Last week I wrote about the lack of adoption of the new evaluation and management (E&M) coding rules by physicians and urged all of you to get out there and make some noise at your hospitals to get it done. Well, two RACmonitor readers, coding expert Betsy Nicoletti and Dr. Robert Oubre, the doctor of documentation, pointed out that it’s not quite as simple as it seems.
They astutely noted that many hospitals have provisions in their medical staff rules that outline the required elements in a history and physical (H&P) examination. Hospitals added these provisions years ago in response to accreditation surveyors who would come into the operating room (OR), pull a random chart, and cite the hospital because the ophthalmologist doing a cataract extraction did not document if the patient was asked about the number of times they wake up to urinate.

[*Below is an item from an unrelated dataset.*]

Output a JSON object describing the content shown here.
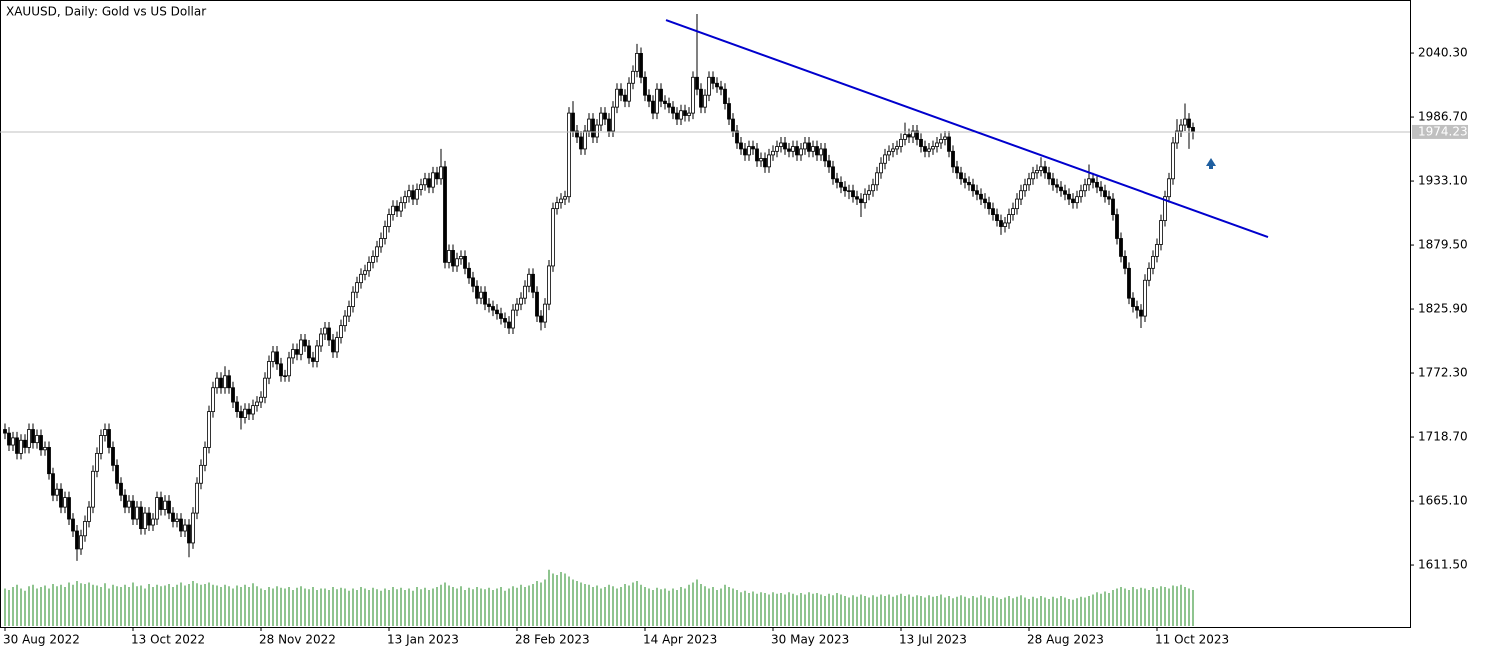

So, before you tell your doctors to stop documenting the review of systems they did not ask about, check with your medical staff office and work to get the medical staff rules changed. And while changing them to fit these new visit documentation rules, perhaps the requirements for preoperative evaluations can also be reviewed. In many hospitals, no patient can undergo surgery without a complete H&P and a battery of preoperative tests. That is, in many cases, absolutely unnecessary.
For example, in cataract surgery, studies have clearly demonstrated that preoperative evaluations result in no clinical benefit or increased safety for the patient, but simply add cost and inconvenience. If the patient has a cataract that meets the standard for extraction, the surgery can be done. It’s really that simple. Imagine the millions or billions of dollars that have been spent on unnecessary visits and tests on cataract patients over the years. I trust my colleagues to do the right thing for every patient, and strict guidelines requiring non-indicated evaluations are as far from patient-centered as possible.
On Monitor Monday, one listener recently commented that a review of systems can find pertinent abnormalities, and eliminating the requirement may have adverse health outcomes. I contend that a competent doctor will ask the right questions even without a required review-of-system list of bullet points. The presenting medical condition, the patient’s description of their medical history, and the physical examination will lead the physician to ask about other potential clues. A physician seeing a patient with shortness of breath does not need a checklist to ask about smoking, travel, leg swelling, nocturia, etc.
In other news, the Centers for Medicare & Medicaid Services (CMS) released a flurry of rules last week. One rule addresses nursing homes and will set specific staffing ratios for nursing. The rule mandates a total nurse staffing standard of 3.48 hours per resident, per day, including at least 0.55 hours of care per resident by registered nurses and 2.45 hours by nurse aides, and a requirement for at least one registered nurse to be on-site 24 hours a day. There are also reporting requirements and some flexibilities for rural areas. This rule received almost 47,000 comments; that’s a crazy high number. By comparison, CMS-4201-F, our new favorite rule that requires the Medicare Advantage (MA) plans to follow the Two-Midnight Rule, received less than a thousand comments. I certainly hoped CMS was able to ask ChatGPT to read all the comments and provide a summary for them.
I suspect we all support the CMS intent here to improve the care of nursing home residents, and more nursing care certainly will lead to better care, but my hope is that these new requirements do not lead some owners to determine that the requirements are too onerous, especially with the staffing shortages many are seeing, and start closing facilities. That is certainly not the outcome anyone would want.
CMS also released two rules related to Medicaid and Managed Medicaid, totaling almost 2,000 pages, to try to standardize care and access in both traditional and managed Medicaid, ensure health equity, and assess payment adequacy.
While I admit I only reviewed these three rules superficially, the most interesting thing I found was that each rule has a section describing severability of the provisions, stating “If any provision is held to be invalid or unenforceable, the remaining provisions, which could function independently, should take effect and be given the maximum effect permitted by law.” I searched back and it has never been part of any other CMS proposed or final rule.
Knicole and David keep talking on Monitor Monday about a case at the U.S. Supreme Court that has something to do with Chevron and new regulations, and I wonder if this addition to new rules is intended to prevent one provision that is found to not meet that “Chevron” standard from killing the whole rule.
I will gladly leave that analysis to the lawyers.